Thief of Time - Terry Pratchett [72]
“Maybe I do know you,” said Mrs. Ogg. “O’course, if you just stole that horse, you just don’t know how much trouble you are in.”
“I borrowed it. The owner is…my grandfather.”
Another pause, and it was disconcerting how those friendly little eyes could bore into yours like an auger.
“You’d better come in,” said Mrs. Ogg.
The inside of the cottage was as clean and new as the outside. Things gleamed, and there were a lot of them to gleam. The place was a shrine to bad but enthusiastically painted china ornaments, which occupied every flat surface. What space was left was full of framed pictures. Two harassed-looking women were polishing and dusting.
“I got comp’ny,” said Mrs. Ogg sternly, and the women left with such alacrity that the word “fled” might have been appropriate.
“My daughters-in-law,” said Mrs. Ogg, sitting down in a plump armchair which, over the years, had shaped itself to fit her. “They like to help a poor old lady who’s all alone in the world.”
Susan took in the pictures. If they were all of family members, Mrs. Ogg was head of an army. Mrs. Ogg, unashamedly caught out in a flagrant lie, went on: “Sit down, girl, and say what’s on your mind. There’s tea brewing.”
“I need to know something.”
“Most people do,” said Mrs. Ogg. “And they can go on wantin’.”
“I want to know about…a birth,” said Susan, persevering.
“Oh, yes? Well, I done hundreds of confinements. Thousands, prob’ly.”
“I imagine this one was difficult.”
“A lot of them are,” said Mrs. Ogg.
“You’d remember this one. I don’t know how it started, but I’d imagine that a stranger came knocking.”
“Oh?” Mrs. Ogg’s face became a wall. The black eyes stared out at Susan as if she was an invading army.
“You’re not helping me, Mrs. Ogg.”
“That’s right. I ain’t,” said Mrs. Ogg. “I think I know about you, miss, but I don’t care who you are, you see. You can go and get the other one, if you like. Don’t think I ain’t seen him, neither. I’ve been at plenty of deathbeds, too. But deathbeds is public, mostly, and birthbeds ain’t. Not if the lady don’t want them to be. So you get the other one, and I’ll spit in his eye.”
“This is very important, Mrs. Ogg.”
“You’re right there,” said Mrs. Ogg firmly.
“I can’t say how long ago it was. It may have been last week, even. Time, that’s the key.”

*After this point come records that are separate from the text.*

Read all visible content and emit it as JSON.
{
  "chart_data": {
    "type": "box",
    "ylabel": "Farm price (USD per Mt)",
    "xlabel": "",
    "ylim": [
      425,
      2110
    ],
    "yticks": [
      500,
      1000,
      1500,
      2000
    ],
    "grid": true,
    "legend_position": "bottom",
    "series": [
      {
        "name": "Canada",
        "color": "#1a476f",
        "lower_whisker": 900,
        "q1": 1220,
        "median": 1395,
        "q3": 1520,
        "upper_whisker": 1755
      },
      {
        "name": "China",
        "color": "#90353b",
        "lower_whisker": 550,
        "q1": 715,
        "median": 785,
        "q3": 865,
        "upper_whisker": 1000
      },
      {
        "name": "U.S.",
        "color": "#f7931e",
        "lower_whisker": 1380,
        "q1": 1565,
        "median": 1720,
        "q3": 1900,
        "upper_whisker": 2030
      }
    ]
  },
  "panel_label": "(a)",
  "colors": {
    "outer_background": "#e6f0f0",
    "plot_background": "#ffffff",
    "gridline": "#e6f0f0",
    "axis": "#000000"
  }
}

And there it was. Mrs. Ogg was not a poker player, at least against someone like Susan. There was the tiniest flicker of the eyes.

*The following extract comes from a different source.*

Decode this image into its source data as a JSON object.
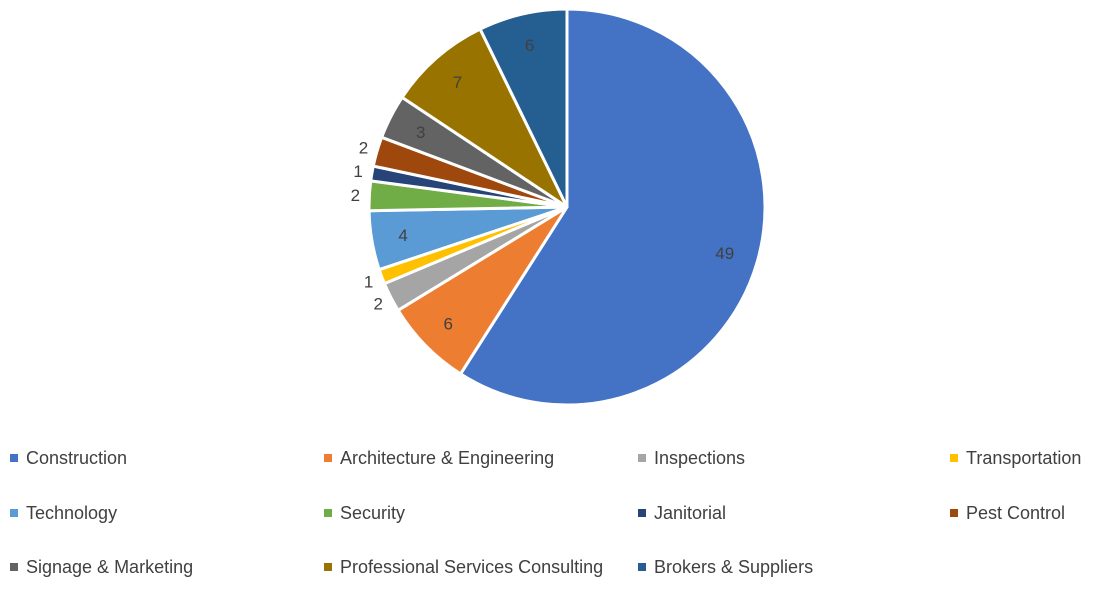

Mrs. Ogg’s chair was rammed back in her effort to rise, but Susan got to the mantelpiece first and snatched what was there, hidden in plain view among the ornaments.

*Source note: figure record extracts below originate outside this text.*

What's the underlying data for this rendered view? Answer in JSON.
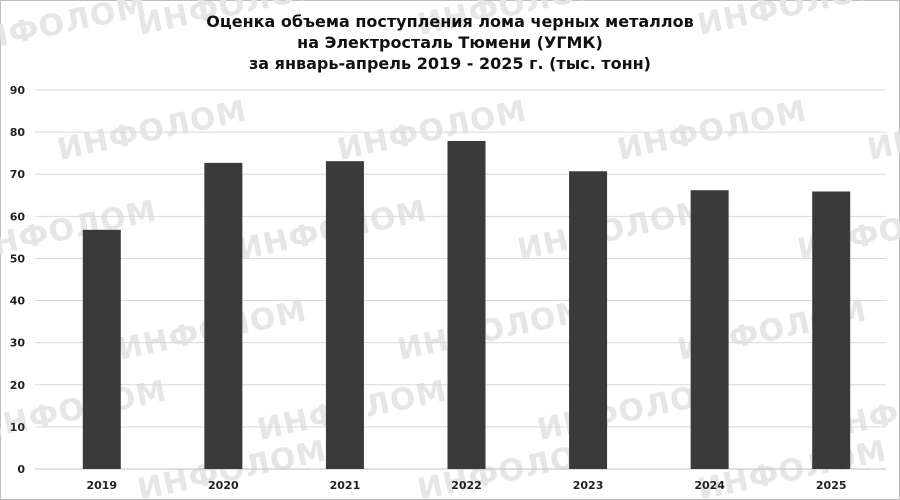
{
  "chart_data": {
    "type": "bar",
    "title_lines": [
      "Оценка объема поступления лома черных металлов",
      "на Электросталь Тюмени (УГМК)",
      "за январь-апрель 2019 - 2025 г. (тыс. тонн)"
    ],
    "categories": [
      "2019",
      "2020",
      "2021",
      "2022",
      "2023",
      "2024",
      "2025"
    ],
    "values": [
      56.8,
      72.7,
      73.1,
      77.9,
      70.7,
      66.2,
      65.9
    ],
    "ylim": [
      0,
      90
    ],
    "yticks": [
      0,
      10,
      20,
      30,
      40,
      50,
      60,
      70,
      80,
      90
    ],
    "grid": true,
    "bar_color": "#3a3a3a",
    "grid_color": "#d9d9d9",
    "watermark": "ИНФОЛОМ"
  }
}
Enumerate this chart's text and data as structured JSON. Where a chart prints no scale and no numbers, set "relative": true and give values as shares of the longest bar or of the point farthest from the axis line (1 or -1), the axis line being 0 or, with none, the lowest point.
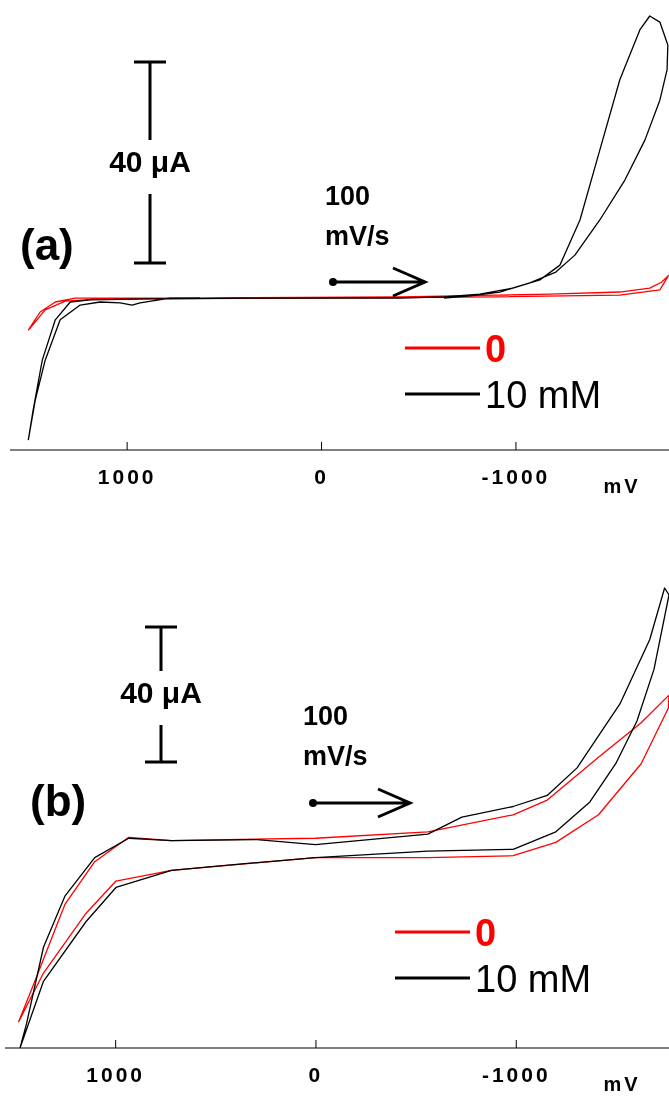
{
  "chart_data": [
    {
      "type": "line",
      "relative": true,
      "xlabel": "mV",
      "xlim": [
        1600,
        -1790
      ],
      "xticks": [
        1000,
        0,
        -1000
      ],
      "grid": false,
      "legend": "bottom right",
      "marker": "none",
      "line_style": "solid",
      "annotations": [
        "(a)",
        "40 μA",
        "100 mV/s"
      ],
      "series": [
        {
          "name": "0",
          "color": "#ff0000",
          "x": [
            1506,
            1445,
            1367,
            1265,
            622,
            -406,
            -1177,
            -1537,
            -1691,
            -1753,
            -1789,
            -1743,
            -1537,
            -920,
            108,
            1136,
            1316,
            1419,
            1506
          ],
          "values": [
            0.276,
            0.318,
            0.341,
            0.35,
            0.35,
            0.353,
            0.359,
            0.364,
            0.373,
            0.387,
            0.403,
            0.369,
            0.357,
            0.353,
            0.35,
            0.348,
            0.343,
            0.323,
            0.276
          ]
        },
        {
          "name": "10 mM",
          "color": "#000000",
          "x": [
            622,
            776,
            931,
            972,
            1033,
            1136,
            1239,
            1342,
            1419,
            1470,
            1506,
            1481,
            1434,
            1367,
            1290,
            1188,
            879,
            365,
            0,
            -406,
            -632,
            -817,
            -987,
            -1126,
            -1229,
            -1332,
            -1434,
            -1537,
            -1640,
            -1691,
            -1743,
            -1784,
            -1780,
            -1743,
            -1666,
            -1563,
            -1434,
            -1306,
            -1208,
            -1074,
            -920,
            -766,
            -632
          ],
          "values": [
            0.35,
            0.35,
            0.339,
            0.334,
            0.339,
            0.341,
            0.334,
            0.3,
            0.207,
            0.115,
            0.023,
            0.092,
            0.207,
            0.3,
            0.341,
            0.346,
            0.348,
            0.35,
            0.35,
            0.35,
            0.353,
            0.359,
            0.373,
            0.392,
            0.426,
            0.53,
            0.691,
            0.853,
            0.968,
            1,
            0.986,
            0.933,
            0.876,
            0.806,
            0.714,
            0.622,
            0.53,
            0.449,
            0.41,
            0.385,
            0.364,
            0.355,
            0.35
          ]
        }
      ]
    },
    {
      "type": "line",
      "relative": true,
      "xlabel": "mV",
      "xlim": [
        1550,
        -1765
      ],
      "xticks": [
        1000,
        0,
        -1000
      ],
      "grid": false,
      "legend": "bottom right",
      "marker": "none",
      "line_style": "solid",
      "annotations": [
        "(b)",
        "40 μA",
        "100 mV/s"
      ],
      "series": [
        {
          "name": "0",
          "color": "#ff0000",
          "x": [
            0,
            -561,
            -987,
            -1157,
            -1413,
            -1626,
            -1765,
            -1762,
            -1626,
            -1413,
            -1200,
            -987,
            -561,
            0,
            719,
            996,
            1145,
            1358,
            1483,
            1401,
            1251,
            1102,
            932,
            719,
            0
          ],
          "values": [
            0.456,
            0.47,
            0.507,
            0.539,
            0.632,
            0.707,
            0.767,
            0.739,
            0.618,
            0.507,
            0.447,
            0.418,
            0.414,
            0.414,
            0.386,
            0.363,
            0.293,
            0.163,
            0.056,
            0.145,
            0.312,
            0.405,
            0.458,
            0.451,
            0.456
          ]
        },
        {
          "name": "10 mM",
          "color": "#000000",
          "x": [
            0,
            -561,
            -731,
            -987,
            -1157,
            -1306,
            -1520,
            -1669,
            -1743,
            -1765,
            -1690,
            -1605,
            -1499,
            -1370,
            -1200,
            -987,
            -561,
            0,
            505,
            719,
            996,
            1145,
            1358,
            1475,
            1443,
            1358,
            1251,
            1102,
            932,
            719,
            292,
            0
          ],
          "values": [
            0.442,
            0.465,
            0.502,
            0.525,
            0.549,
            0.609,
            0.748,
            0.888,
            1,
            0.985,
            0.823,
            0.711,
            0.618,
            0.535,
            0.47,
            0.432,
            0.428,
            0.414,
            0.395,
            0.386,
            0.349,
            0.275,
            0.145,
            0,
            0.052,
            0.219,
            0.33,
            0.414,
            0.456,
            0.451,
            0.453,
            0.442
          ]
        }
      ]
    }
  ]
}
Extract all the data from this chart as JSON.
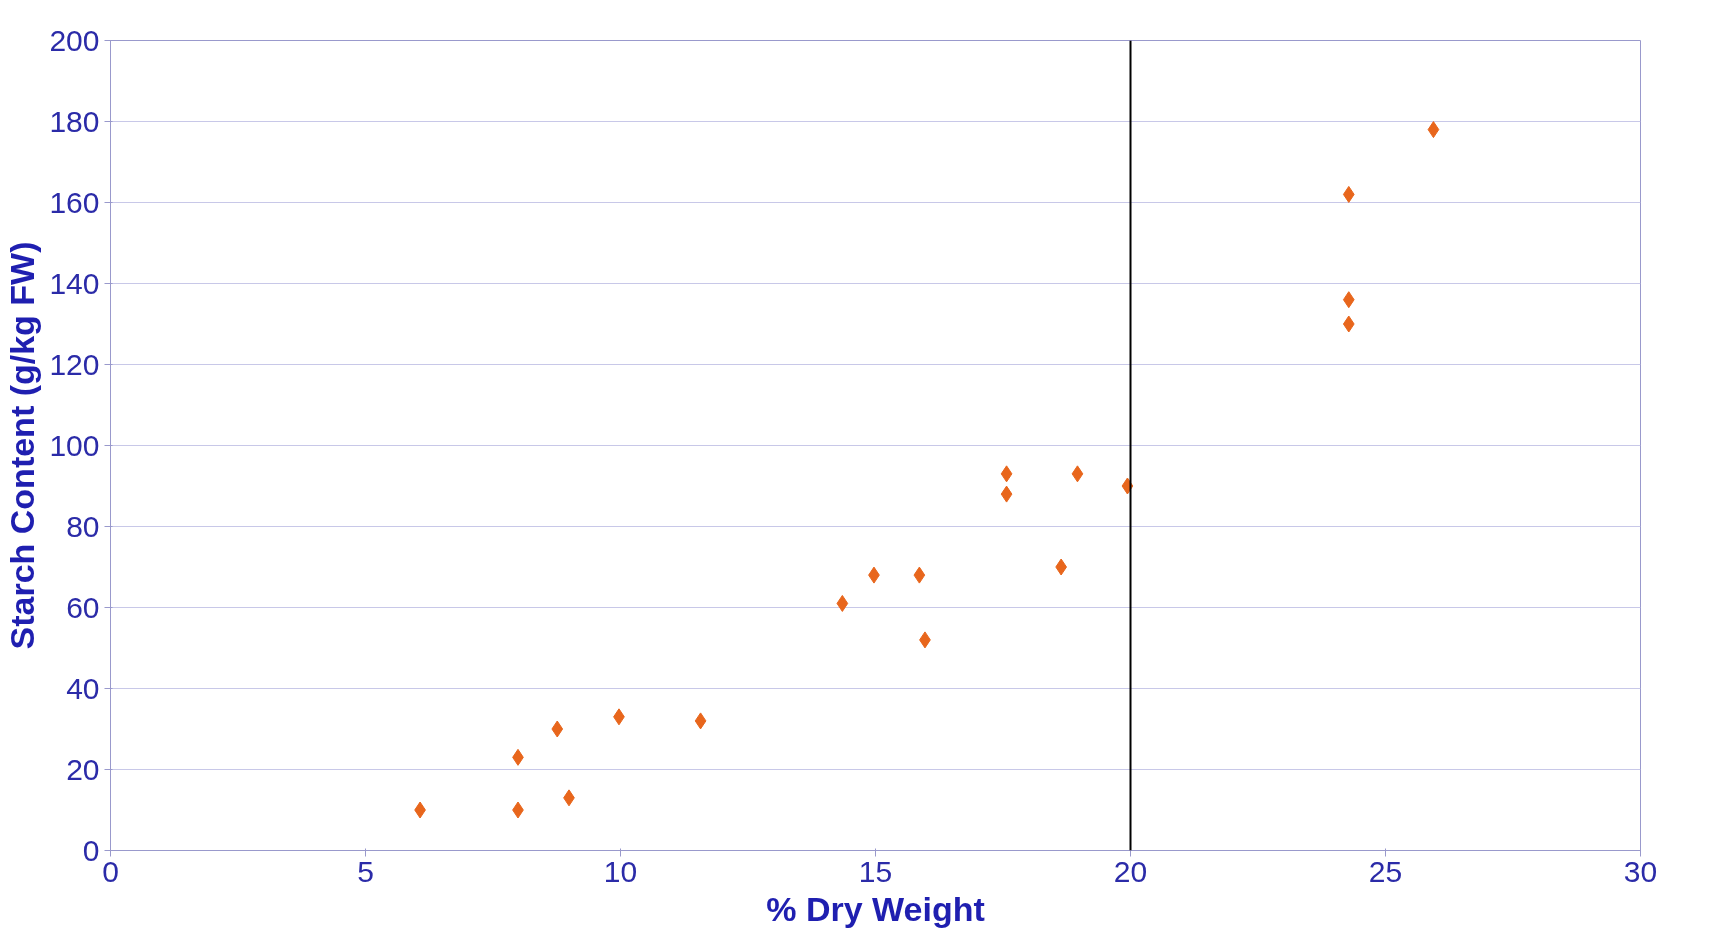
{
  "chart_data": {
    "type": "scatter",
    "xlabel": "% Dry Weight",
    "ylabel": "Starch Content (g/kg FW)",
    "x": [
      6.07,
      7.99,
      7.99,
      8.76,
      8.99,
      9.97,
      11.57,
      14.35,
      14.97,
      15.86,
      15.97,
      17.57,
      17.57,
      18.64,
      18.96,
      19.94,
      24.28,
      24.28,
      24.28,
      25.94
    ],
    "series": [
      {
        "color": "#e8661c",
        "values": [
          10,
          23,
          10,
          30,
          13,
          33,
          32,
          61,
          68,
          68,
          52,
          93,
          88,
          70,
          93,
          90,
          130,
          136,
          162,
          178
        ]
      }
    ],
    "xlim": [
      0,
      30
    ],
    "xticks": [
      0,
      5,
      10,
      15,
      20,
      25,
      30
    ],
    "ylim": [
      0,
      200
    ],
    "yticks": [
      0,
      20,
      40,
      60,
      80,
      100,
      120,
      140,
      160,
      180,
      200
    ],
    "grid": "y",
    "marker": "diamond",
    "ref_lines": [
      {
        "axis": "x",
        "value": 20,
        "color": "#000000"
      }
    ]
  }
}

“You give that here!” shouted Mrs. Ogg, as Susan held it out of her reach. She could feel the power in the thing. It seemed to pulse in her hand.
“Have you any idea what this is, Mrs. Ogg?” she said, opening her hand to reveal the little glass bulbs.
“Yes, it’s an egg timer that don’t work!” Mrs. Ogg sat down hard in her overstuffed chair, so that her little legs rose off the floor for a moment.
“It looks to me like a day, Mrs. Ogg. A day’s worth of time.”
Mrs. Ogg glanced at Susan, and then at the little hourglass in her hand.
“I reckoned there was something odd about it,” she said. “The sand don’t go through when you tip it up, see?”
“That’s because you don’t need it to yet, Mrs. Ogg.”
Nanny Ogg appeared to relax. Once again Susan reminded herself that she was dealing with a witch. They tended to keep up.
“I kept it ’cos it was a gift,” said the old lady. “And it looks so pretty, too. What do them letters around the edge say?”
Susan read the words etched on the metal base of the lifetimer: Tempus Redux. “‘Time Returned,’” she said.
“Ah, that’d be it,” said Mrs. Ogg. “The man did say I’d be repaid for my time.”
“The man…?” said Susan gently.
Nanny Ogg glanced up, her eyes ablaze.
“Don’t you try to take advantage of me just ’cos I’m momentr’y a bit flustered,” she snapped. “There’s no way around Nanny Ogg!”